Syria: Bombing cannot bring peace

In Featured News, News by Donal Lyons

Lord Mayor, may I add my welcome to our guests and new neighbours who arrived yesterday. I hope their stay provides an opportunity to recover from te terrible experiences they have been through.

Last month I visited Istanbul and met with Syrian refugees who had made their temporary home there.
As you would expect from their circumstance the group I met with were from different backgrounds and professions, different faiths and different cities and towns across Syria.

But as one their hope was that they would be able to return home as soon as possible and rebuild their lives in Syria.
When the conversation turned to the political situation within Syria, what the future of the country should be what they wished to return to there was an uncomfortable silence.

Later as I was shown around their food bank and number of them approached me individually explaining that they were afraid that if they spoke their mind in front of the others that their view would noted and by one way or another find its way back to the Assad regime.

Even in Istanbul, 100’s of miles away from Syria and among people who had fled the conflict months before, there was a fear that the agents of the Assad regime would somehow be able to seek and exact retaliation. And when we read the story that appeared in today’s papers the story of Ahmad al-Musalmani, a 14 year old boy who was arrested, tortured and murdered by the Assad regime merely for having a protest song on his mobile phone – we can begin to comprehend their fear.

I relate this Lord Mayor to illustrate the human impact, the cost and the complexities of the conflict in Syria.
It is both a civil war which has arisen from the Arab Spring and a sectarian war stoked in part by the invasion of Iraq. It is a war involving differing nationalities and ethnicities and a war which includes proxy actors sponsored by other powers in the region.

It is a war that has seen many of the groups involved shift allegiances due to a variety of political, religious and tactical reasons.

And it is when we begin to appreciate this Lord Mayor that we realise that we cannot bring peace by simply building a wall around Syria and lobbing bombs at those trapped within. Turning specifically to Da’esh there is a compelling need to ensure that the evil of this group is defeated and defeated comprehensively.

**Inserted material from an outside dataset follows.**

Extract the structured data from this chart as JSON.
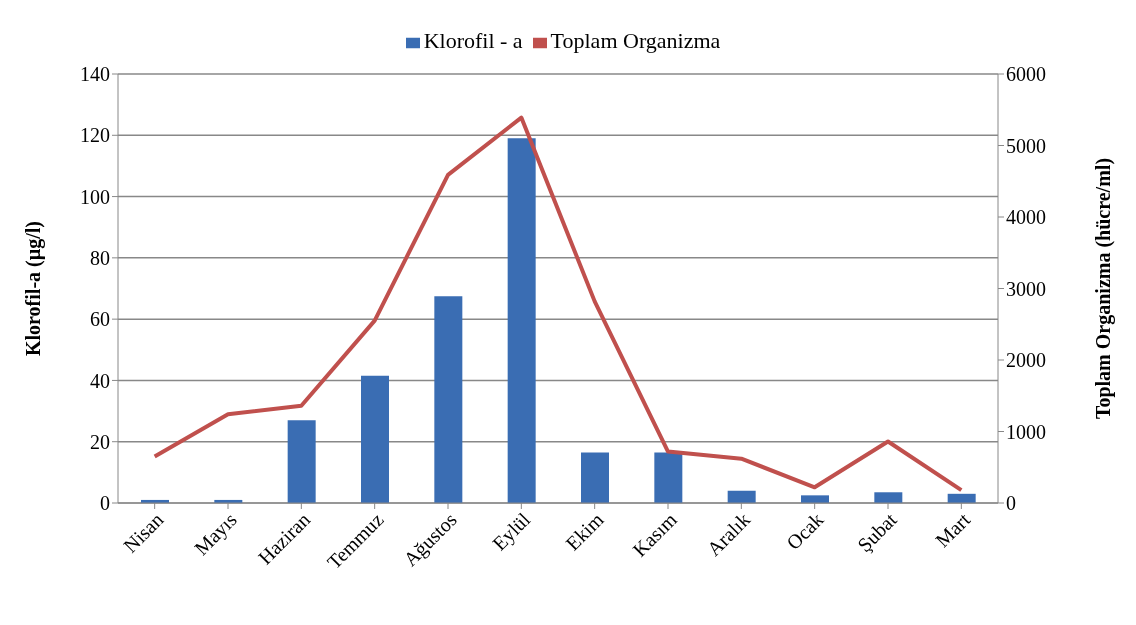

And while the territorial existence of their so called ‘caliphate’ plays a role in their propaganda it is only a small part of their overall agenda of radicalisation. Their recent expansion in activity across the Maghreb, their attacks in the Sinai Desert and attempts to stoke the volatile situation in Tunisia and Libya has demonstrated that their terrorism is not confined to a territory.

Their calculated and appalling atrocities, their targeting of historic and religious sites of Islam, their rejection and denunciation of modern civilisation are not merely random acts of destruction. As difficult as it may be for us to understand Lord Mayor Da’esh are not merely nihilists, if they were they would be easier to defeat. Rather they are fanatics, an extremist cult who have warped the teachings of a major world faith and use it to portray themselves as agents of a coming apocalypse.

Air strikes in Syria may in the short term disrupt their territorial and tactical capacity but it will inevitably bolster and strengthen these dangerous and false image they portray. What is needed in Syria, and across the Middle East and North African region is a coordinated humanitarian and political efforts.

In Europe we need an urgent reform of the Dublin Protocol and an immediate intensive refocusing of the Vienna process, one which confront and not appeases those governments who directly or indirectly facilitate the Da’esh and Assad regimes in terms of trade, personnel and arms. Finally Lord Mayor we have heard of the tragedies of the millions displaced and we have seen the harrowing images of Ilyan Kurdi and the thousands who have perished fleeing this conflict but we must always remember that behind every number and every photograph there is a terrible human cost.

This latest escalation in bombing will inevitably result in more people seeking refuge and an increase in those attempting the treacherous sea routes across the Mediterranean. This comes at the time of year in which the weather is at its worst in the Mediterranean and we must do all we can to prevent more needless deaths.